We’re about six weeks into our latest elimination diet: no dairy, beef, oats, and corn.
Dairy: easy enough to get rid of, and we’ve already had months of practice with this. I know what you’re thinking, that you couldn’t live without cheese/butter/milk etc etc. But it really is one of the easier things to get rid of, in my opinion. Cheese is good, but it isn’t essential to a healthy diet. We sometimes use Daiya cheese for Gus, but in all honestly, it has some creepy ingredients and Gus doesn’t even really like cheese that much. If we have pizza, I just make him flat bread with olive oil – he doesn’t like red sauce or cheese on his pizza anyway, so we can eat eat regular cheese on ours and he doesn’t even care. Butter is replaced with olive oil, regular milk is replaced with almond milk, I’ve found vegan chocolate chips on the rare occasion I make cookies, we have coconut ice cream or sorbet instead of “real” ice cream.

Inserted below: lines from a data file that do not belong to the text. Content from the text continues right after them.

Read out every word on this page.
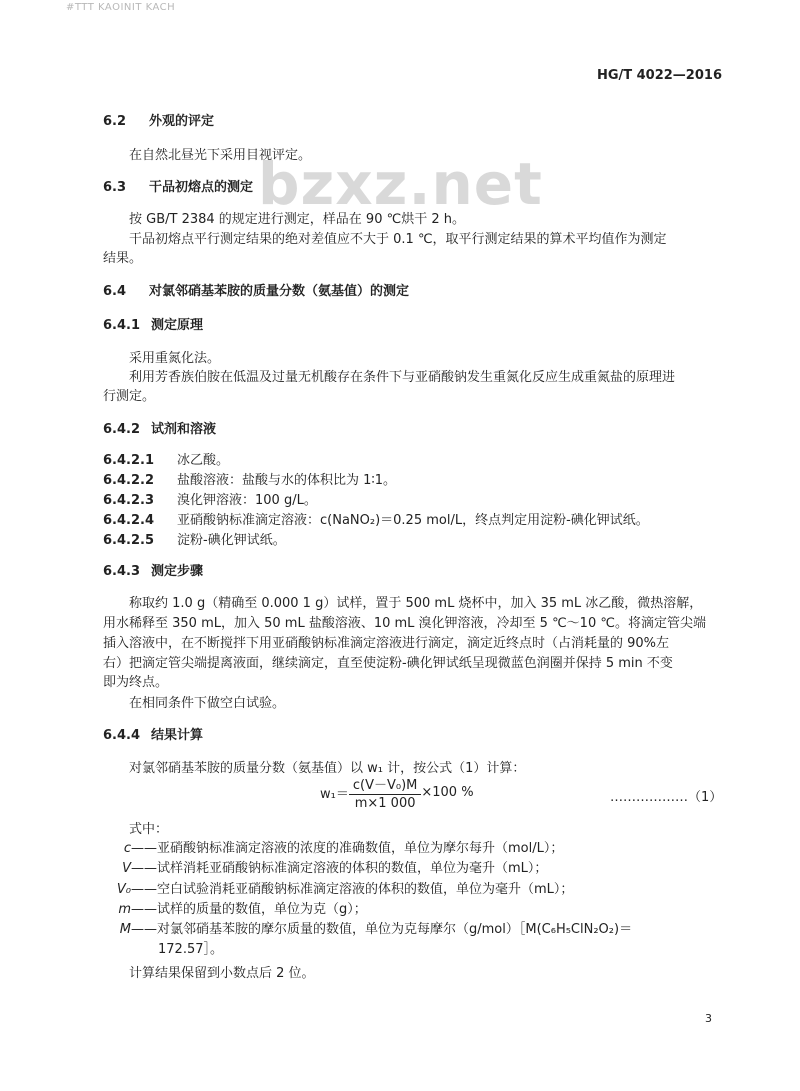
#TTT KAOINIT KACH
HG/T 4022—2016
bzxz.net
6.2 外观的评定
在自然北昼光下采用目视评定。
6.3 干品初熔点的测定
按 GB/T 2384 的规定进行测定，样品在 90 ℃烘干 2 h。
干品初熔点平行测定结果的绝对差值应不大于 0.1 ℃，取平行测定结果的算术平均值作为测定
结果。
6.4 对氯邻硝基苯胺的质量分数（氨基值）的测定
6.4.1 测定原理
采用重氮化法。
利用芳香族伯胺在低温及过量无机酸存在条件下与亚硝酸钠发生重氮化反应生成重氮盐的原理进
行测定。
6.4.2 试剂和溶液
6.4.2.1 冰乙酸。
6.4.2.2 盐酸溶液：盐酸与水的体积比为 1∶1。
6.4.2.3 溴化钾溶液：100 g/L。
6.4.2.4 亚硝酸钠标准滴定溶液：c(NaNO₂)＝0.25 mol/L，终点判定用淀粉-碘化钾试纸。
6.4.2.5 淀粉-碘化钾试纸。
6.4.3 测定步骤
称取约 1.0 g（精确至 0.000 1 g）试样，置于 500 mL 烧杯中，加入 35 mL 冰乙酸，微热溶解，
用水稀释至 350 mL，加入 50 mL 盐酸溶液、10 mL 溴化钾溶液，冷却至 5 ℃～10 ℃。将滴定管尖端
插入溶液中，在不断搅拌下用亚硝酸钠标准滴定溶液进行滴定，滴定近终点时（占消耗量的 90%左
右）把滴定管尖端提离液面，继续滴定，直至使淀粉-碘化钾试纸呈现微蓝色润圈并保持 5 min 不变
即为终点。
在相同条件下做空白试验。
6.4.4 结果计算
对氯邻硝基苯胺的质量分数（氨基值）以 w₁ 计，按公式（1）计算：
$w_1= \frac{\text{c(V－V₀)M}}{m\times 1 000} \times 100$ %	………………（1）
式中：
c——亚硝酸钠标准滴定溶液的浓度的准确数值，单位为摩尔每升（mol/L）；
V——试样消耗亚硝酸钠标准滴定溶液的体积的数值，单位为毫升（mL）；
V₀——空白试验消耗亚硝酸钠标准滴定溶液的体积的数值，单位为毫升（mL）；
m——试样的质量的数值，单位为克（g）；
M——对氯邻硝基苯胺的摩尔质量的数值，单位为克每摩尔（g/mol）［M(C₆H₅ClN₂O₂)＝
172.57］。
计算结果保留到小数点后 2 位。
3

Speaking of ice cream, that is one thing I find a little hard. We live very close to the downtown village area of Grosse Pointe, where I believe there are 4 ice cream parlors in two blocks. It would be nice to walk down in the summer for a cone, but there is absolutely nothing Gus can safely have. Even the sorbets are out (because of corn syrup). And god help us if the ice cream truck ever comes down our street, I’m not sure how to handle that one. It’s not the end of the world, just one of those things I associate with childhood/summer that we can’t really participate in.
Beef: not a big deal. We eat chicken, fish, pork, and turkey instead. If we do want something like a burger or steaks for dinner, we just make Gus a turkey burger or a piece of chicken. He really doesn’t do well with beef anyway, since his esophagus is narrow beef tends to be the hardest meat to swallow. The one thing that’s an issue, of course, is hot dogs. Because what do people serve at BBQs and to kids? Hot dogs. All beef kosher hot dogs are out, and the gross processed hot dogs have corn in them. Even turkey hot dogs have corn. I haven’t really explored vegetarian hot dogs yet. The other issue is that hot dog buns all contain dairy, corn, or oats, so I’d have to make them myself, and seriously . . . I do not know if I have the patience to bake a hot dog bun.
Oats: also not a big deal. We don’t eat oatmeal anyway, and any of the products that contain oats most likely contain dairy or corn anyway so we would already be avoiding.
Corn: But then there is corn. Oh good lord, corn is now my nemesis and I feel like I am fighting a battle not to fill my child with poisonous corn. Corn is in EVERYTHING. If you’re eating a processed food, it probably has corn in it. Just to get a picture of what we’re dealing with here, this is the list of products/ingredients that contain corn: http://www.cornallergens.com/list/corn-allergen-list.php
It’s on our fridge. It is five printed pages long.
Some of the shocking things we’ve had to find substitutes for:
- Baking powder (there is one brand that doesn’t contain corn starch)
- Yeast (also one brand that is not fed with corn)
- Vanilla (yep, one very expensive brand that is corn free)
- Mustard (cheap yellow mustard is now known as expensive organic yellow mustard – vinegar is distilled with corn)
- Flour (enriched flour is often enriched with corn derivatives)
I will start posting some of the products we have found that are corn free, but in general, our rule is: if it is packaged, it has corn. I make our own bread now, and almost all of our other food from scratch. We have been lucky enough to find products like pasta, plain chips, flour tortillas, and a few snacks from Trader Joe’s that are safe (and yes, we even wrote to them to verify the products).
Eating out at restaurants rarely happens, because there just aren’t things that Gus can eat. He can eat grilled meat, but many places that serve chicken use processed chicken that contains corn fillers. It’s kind of frustrating because sometimes with two working parents and 3 kids and another on the way you just want to get take-out, but I still have to make Gus something separate if we do that. Which kind of defeats the whole purpose of getting take out, right?
All that being said, things seem to be working. Gus is gaining weight, finally. 27.2 lbs this past week! Yes, still small for a 3.5 year old, but after being at 25 lbs for over a year this is huge. I’ve had people remarking that he looks healthier, that his face has filled out, that his dark circles are gone. He rarely throws up now. And he eats so much more than he used to. I made tilapia the other night and he was upset because he wanted more and it was all gone. It fills me with joy to watch him eat and grow. So yes, it is hard, hard work to eat like this, to always have to think about food and to spend so much more money on food that is safe, but it’s so, so worth it.